The ordinance also provides for possible imprisonment for "not more than 10 days for each day such violation continues" In astonished dismay, Nichols stopped his home prayer meetings.
But William Nichols then received some first-class legal help from a source that might be surprising to most of the electronic preachers who consider the American Civil Liberties Union the enemy of Christmas and much else that is sacred. The Connecticut Civil Liberties Union became Nichols' advocate because, said executive director Williams Olds, "We believe people have a right to pray in the privacy of their own home, and they can invite their friends in to pray with them."
The Hartford Courant, which is older than even the First Amendment, chastised Stratford's town officials for their ignorance of the Constitution. "The government," said the newspaper, "has the power to control religious activities when they threaten public safety, but Stratford's zoning provision goes far beyond that.

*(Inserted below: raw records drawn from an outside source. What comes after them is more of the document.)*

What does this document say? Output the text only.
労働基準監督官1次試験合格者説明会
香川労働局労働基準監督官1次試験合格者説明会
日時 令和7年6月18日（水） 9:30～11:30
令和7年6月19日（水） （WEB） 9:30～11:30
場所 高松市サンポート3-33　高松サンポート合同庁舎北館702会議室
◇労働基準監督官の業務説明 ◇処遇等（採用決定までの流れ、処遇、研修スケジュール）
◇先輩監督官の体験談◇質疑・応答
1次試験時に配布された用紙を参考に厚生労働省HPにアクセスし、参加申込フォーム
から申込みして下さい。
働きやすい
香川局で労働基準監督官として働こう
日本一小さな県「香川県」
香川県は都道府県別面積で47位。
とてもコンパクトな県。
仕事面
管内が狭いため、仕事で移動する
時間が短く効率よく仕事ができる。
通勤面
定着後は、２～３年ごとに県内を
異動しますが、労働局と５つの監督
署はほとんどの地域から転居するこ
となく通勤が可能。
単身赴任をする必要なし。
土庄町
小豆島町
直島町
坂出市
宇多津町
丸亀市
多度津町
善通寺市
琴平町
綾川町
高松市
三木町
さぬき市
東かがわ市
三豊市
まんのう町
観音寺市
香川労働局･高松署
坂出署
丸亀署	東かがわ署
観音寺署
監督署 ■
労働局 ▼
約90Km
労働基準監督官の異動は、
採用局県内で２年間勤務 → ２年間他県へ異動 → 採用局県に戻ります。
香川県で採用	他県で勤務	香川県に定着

It applies to all religious activities, regardless of their character or the number of people participating. Even a family praying in its own home would be covered."
In federal District Court, the Connecticut Civil Liberties Union claimed that the town of Stratford, in one fell ordinance, had violated William Nichols' free exercise of religion, his right to privacy, the Establishment Clause of the First Amendment, and Nichols' rights to equal protection of the laws and due process of law. Moreover, that relentless town ordinance unconstitutionally placed a prior restraint on First Amendment activity (the free expression of prayer).
The civil liberties lawyers could not resist noting in their brief that Stratford does not regulate "political meetings, social gatherings, or meetings to solicit sales of commercial products which take place in an individual's home."
Prayer in Stratford is penalized while Tupperware parties enjoy the full protection of the Constitution.
On April 11, T. F. Gilroy Daly, chief judge of the United States District Court in Connecticut, issued a preliminary injunction ordering Stratford officials to let Nichols, his family and his guests pray in peace.
William Olds of the Connecticut Civil Liberties Union is pleased to see the First Amendment put back together in Stratford, but he is puzzled that while the ACLU is bastinadoed every Christmas by clerics and newspaper editorial writers for suing over religious symbols and otherwise harassing the faithful, hardly anyone has commended it for restoring William Nichols' right to pray at home. Maybe Jerry Falwell will yet say an inspirational word about the ACLU one Sunday in Lynchburg.